McMaster University professor John Colarusso considers Celil's chances of surviving are "pretty slim." Colarusso said the Uygur separatist movement is fairly strong in western China and China might execute Celil as an example, although that would make him a martyr for the Uygurs. Some countries don't care about Canadian passports if a person has dual citizenship, he said.

Telendibaeva said Celil doesn't have a Chinese passport because China doesn't give them to Uygurs, and that he did not know it would be dangerous to visit Uzbekistan.

Beth Berton-Hunter, an Amnesty International spokesperson, said the organization has put out an Urgent Action call.

It is urging human rights supporters everywhere to appeal to Chinese authorities on Celil's behalf, including faxing the ambassador to Canada, Lu Shumin (613-789-1911).

Amnesty International says the death penalty is used extensively and often arbitrarily in China.

At least 1,770 people were executed and 3,900 sentenced to death last year.
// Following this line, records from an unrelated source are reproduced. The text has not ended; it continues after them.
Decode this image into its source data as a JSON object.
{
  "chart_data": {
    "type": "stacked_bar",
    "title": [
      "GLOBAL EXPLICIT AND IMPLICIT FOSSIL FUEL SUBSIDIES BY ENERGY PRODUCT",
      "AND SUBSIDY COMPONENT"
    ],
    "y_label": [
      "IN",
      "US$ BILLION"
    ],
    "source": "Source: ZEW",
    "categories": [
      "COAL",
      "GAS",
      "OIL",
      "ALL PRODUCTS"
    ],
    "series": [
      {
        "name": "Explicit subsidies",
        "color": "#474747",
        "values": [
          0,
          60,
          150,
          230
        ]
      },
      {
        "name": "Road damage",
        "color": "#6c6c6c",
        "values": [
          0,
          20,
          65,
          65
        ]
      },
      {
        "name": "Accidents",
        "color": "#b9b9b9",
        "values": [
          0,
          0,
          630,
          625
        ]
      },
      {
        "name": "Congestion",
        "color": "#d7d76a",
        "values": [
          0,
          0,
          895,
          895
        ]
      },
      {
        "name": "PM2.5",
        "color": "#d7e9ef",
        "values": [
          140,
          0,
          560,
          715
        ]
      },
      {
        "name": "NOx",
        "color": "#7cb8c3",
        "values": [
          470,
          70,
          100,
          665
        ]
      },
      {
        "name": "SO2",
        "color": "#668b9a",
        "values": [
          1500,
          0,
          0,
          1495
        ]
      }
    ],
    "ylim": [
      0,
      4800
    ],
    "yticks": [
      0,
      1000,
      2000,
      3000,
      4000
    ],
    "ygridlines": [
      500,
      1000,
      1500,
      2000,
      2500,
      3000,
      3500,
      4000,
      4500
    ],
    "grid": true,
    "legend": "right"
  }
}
Amnesty International has documented several cases of Uygurs being executed for alleged separatist or terrorist activities.





1998 -- Huseyin Celil flees China for Uzbekistan and later Turkey.

2001 -- Huseyin Celil and his wife Kamila Telendibaeva arrive in Canada as political refugees.

2005 -- They receive Canadian citizenship.

March 27, 2006 -- Celil arrested in Uzbekistan.

June 2006 -- Celil quietly deported to China from Uzbekistan.

August 2006 -- Unconfirmed reports that Celil will be executed Aug. 10.